I was immediately attracted to this book a few months ago when my constant complaint around our table about the print and television media had been its excessive coverage of food: menus, glossy display photography and newspaper supplements alongside laments about famine in Africa, food crises and dire predictions about eco-disaster. I began to see gourmandising as food porn for which we should all develop a distaste. That sounds a bit puritanical I admit, but we are addicted this porn when we ogle and indulge to excess rather than heed the starving at the gate. To use the title of a recent book, I was becoming Fed up with Gastroculture.

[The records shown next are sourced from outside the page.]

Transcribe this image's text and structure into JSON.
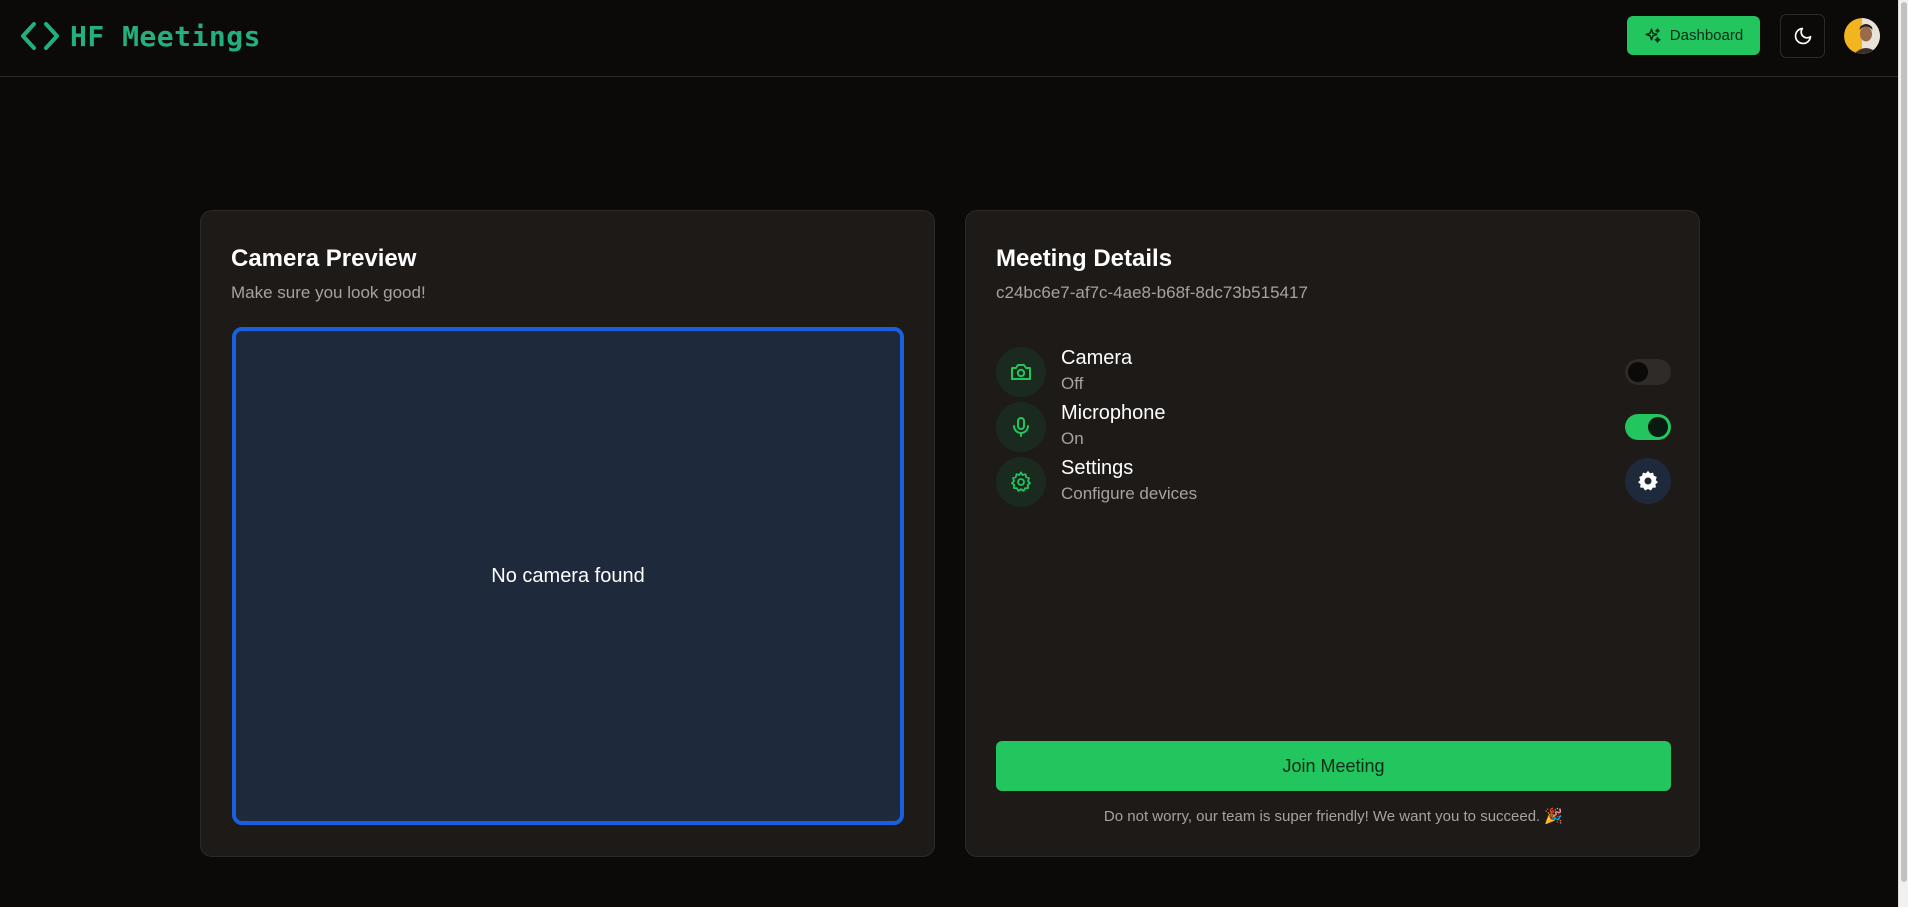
{
  "header": {
    "brand": "HF Meetings",
    "dashboard_label": "Dashboard"
  },
  "camera_card": {
    "title": "Camera Preview",
    "subtitle": "Make sure you look good!",
    "preview_message": "No camera found"
  },
  "meeting_card": {
    "title": "Meeting Details",
    "meeting_id": "c24bc6e7-af7c-4ae8-b68f-8dc73b515417",
    "camera": {
      "label": "Camera",
      "state": "Off",
      "enabled": false
    },
    "microphone": {
      "label": "Microphone",
      "state": "On",
      "enabled": true
    },
    "settings": {
      "label": "Settings",
      "description": "Configure devices"
    },
    "join_label": "Join Meeting",
    "footnote": "Do not worry, our team is super friendly! We want you to succeed. 🎉"
  },
  "colors": {
    "accent": "#22c55e",
    "brand": "#22b07d",
    "preview_border": "#1a5fe0",
    "preview_bg": "#1e293b",
    "card_bg": "#1d1a17",
    "page_bg": "#0b0a09"
  },
  "icons": [
    "code-brackets-icon",
    "sparkles-icon",
    "moon-icon",
    "camera-icon",
    "microphone-icon",
    "gear-icon"
  ]
}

So much so I took a deep draughts of challenging clarion calls to wait at such tables where the hungry come to be fed. I joined the roster at the Sacred Heart Mission in St Kilda where 300 hot lunches are served every day of the year. This was such enriching food for me as a school chaplain that I encouraged well-fed teenage boys to ‘come and see’ and glimpse the depths of human hunger. I said to them that when the long procession of hungry men, abused women and their children came along in the queue they were to remember the words of Jesus, ‘whatever you do for these needy ones it is as if you are doing it for me.’ More recently, Simon Carey Holt’s meditative book has been equally nutritious.

Here is his last word:

“Through the table we know who we are, where we come from, what we value and believe. At the table we learn what it means to be family and how to live in responsible, loving relationships. Through the table we live our neighbourliness and citizenship, express our allegiance to particular places and communities, and claim our sense of home and belonging. At the table we celebrate beauty and express solidarity with those who are broken and hungry. Some of us express our vocation at the table, the calling to create, to provide and to serve. At the table we initiate, welcome, celebrate, mourn, farewell, scheme, covenant, form alliances, and hope for reconciliation. At the table we tell our stories and listen to the stories of others, embracing difference, celebrating heritage and welcoming the stranger. At the table we express faith, confess our failings, remember our obligations and reach out for grace and community. Could we live without it? Yes. Would we choose to? No. For life without the table is no life at all.”